Fig 2. Yki is phosphorylated by Wts in vivo.

A) Western blots of lysates of wing imaginal discs from animals of wild type, treated with CIP (wt – CIP), wild type (wt), ex^e1, ft^G-rv, ex^e1 ft^G-rv, wts^P2, as indicated, run on a conventional 7.5% PAGE gel, probed with anti-Yki, and, as a loading control, anti-α-Actin. B) Western blot of lysates of wing imaginal discs from animals of wild type, treated with CIP (wt – CIP), wild type (wt), ex^e1, ft^G-rv, ex^e1 ft^G-rv, wts^P2, wts^P2 treated with CIP, as indicated, run on a Phos-Tag gel (25 μM Phos-Tag), probed with anti-Yki, and, as a loading control, anti-Actin.

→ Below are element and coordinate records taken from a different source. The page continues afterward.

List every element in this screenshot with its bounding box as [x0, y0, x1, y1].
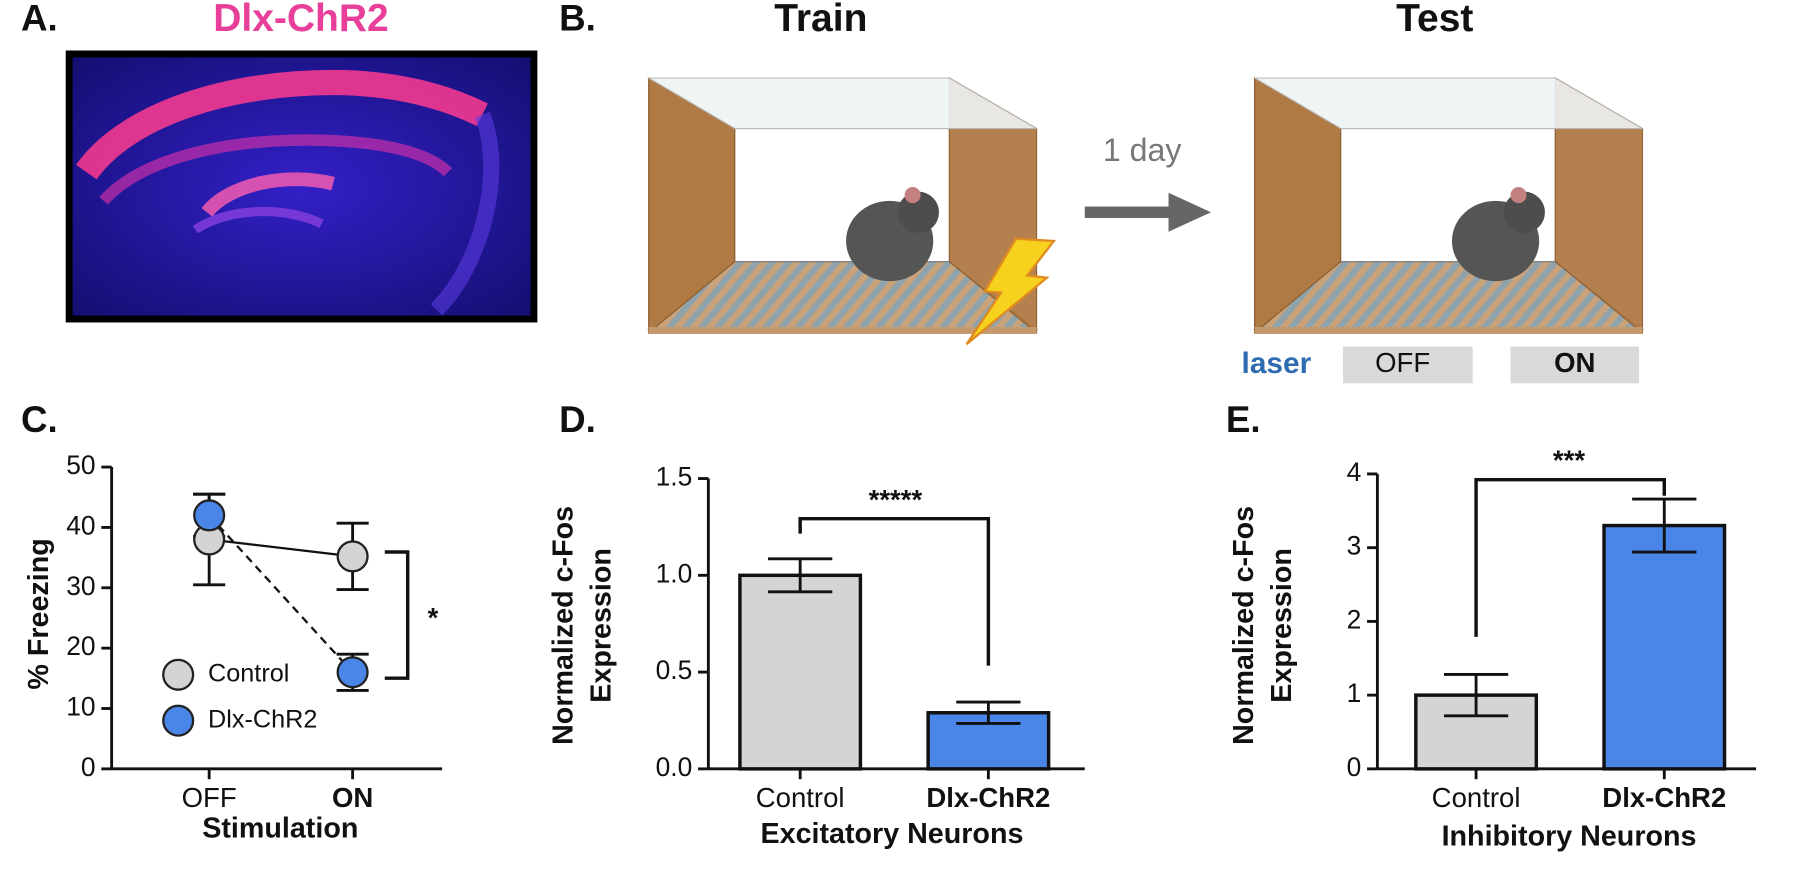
error-bar — [1443, 673, 1509, 718]
x-tick-label: Control — [756, 782, 845, 813]
error-bar — [956, 700, 1021, 725]
x-axis-title: Stimulation — [202, 812, 358, 844]
y-tick-label: 20 — [66, 631, 95, 661]
x-axis-title: Excitatory Neurons — [761, 818, 1024, 850]
test-title: Test — [1396, 0, 1473, 40]
bar — [1602, 523, 1727, 771]
y-tick-label: 0 — [81, 752, 96, 782]
y-tick-label: 30 — [66, 571, 95, 601]
x-tick-label: OFF — [182, 782, 237, 813]
y-tick-label: 40 — [66, 510, 95, 540]
point — [193, 499, 226, 532]
legend-label: Dlx-ChR2 — [208, 705, 317, 733]
series-line — [209, 538, 353, 558]
error-bar — [768, 557, 833, 594]
significance-bracket — [798, 516, 991, 666]
image-title: Dlx-ChR2 — [213, 0, 389, 40]
train-title: Train — [774, 0, 867, 40]
significance-label: *** — [1553, 445, 1585, 476]
y-tick-label: 10 — [66, 691, 95, 721]
y-axis-title: Normalized c-Fos — [547, 506, 579, 745]
laser-label: laser — [1242, 347, 1312, 380]
bar — [738, 573, 863, 771]
x-tick-label: ON — [332, 782, 373, 813]
significance-label: * — [428, 602, 439, 633]
y-axis-title: Normalized c-Fos — [1228, 506, 1260, 745]
y-axis-title: Expression — [585, 548, 617, 703]
panel-label: B. — [559, 0, 596, 38]
laser-box — [1342, 346, 1473, 384]
y-tick-label: 1 — [1347, 678, 1362, 708]
chamber — [1254, 77, 1644, 335]
point — [336, 656, 369, 689]
significance-bracket — [1474, 477, 1666, 637]
y-tick-label: 1.0 — [656, 558, 693, 588]
error-bar — [1632, 497, 1697, 554]
y-tick-label: 50 — [66, 450, 95, 480]
y-axis-title: % Freezing — [23, 538, 55, 689]
legend-marker — [162, 704, 195, 737]
x-tick-label: Dlx-ChR2 — [1602, 782, 1726, 813]
x-axis-title: Inhibitory Neurons — [1442, 820, 1697, 852]
laser-state: OFF — [1375, 347, 1430, 378]
y-tick-label: 0.0 — [656, 752, 693, 782]
laser-state: ON — [1554, 347, 1595, 378]
panel-label: C. — [21, 399, 58, 440]
y-tick-label: 0 — [1347, 752, 1362, 782]
panel-label: E. — [1226, 399, 1261, 440]
legend-marker — [162, 658, 195, 691]
interval-label: 1 day — [1103, 132, 1182, 168]
point — [336, 540, 369, 573]
series-line — [208, 514, 354, 674]
micrograph — [65, 50, 538, 323]
x-tick-label: Dlx-ChR2 — [926, 782, 1050, 813]
y-tick-label: 4 — [1347, 457, 1362, 487]
panel-label: A. — [21, 0, 58, 38]
arrow — [1084, 192, 1211, 232]
y-tick-label: 1.5 — [656, 462, 693, 492]
y-tick-label: 0.5 — [656, 655, 693, 685]
shock — [965, 237, 1056, 346]
y-tick-label: 2 — [1347, 604, 1362, 634]
chamber — [646, 77, 1039, 335]
significance-label: ***** — [869, 484, 923, 515]
panel-label: D. — [559, 399, 596, 440]
y-tick-label: 3 — [1347, 531, 1362, 561]
legend-label: Control — [208, 659, 289, 687]
y-axis-title: Expression — [1266, 548, 1298, 703]
x-tick-label: Control — [1432, 782, 1521, 813]
laser-box — [1510, 346, 1640, 384]
significance-bracket — [384, 550, 410, 680]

Arrow points to band corresponding to unphosphorylated Yki. C) Conventional 4–15% PAGE gel, probed with anti-Yki (upper panel), and, as a loading control (lower panel) anti-α-Actin. Lane 1 Shows S2 cell lysate treated with ds RNA corresponding to GFP (control), Lane 2 shows lysate from S2 cells treated with ds RNA corresponding to yki. Yki protein (arrow) is reduced, but a faint background band (above) is unaffected.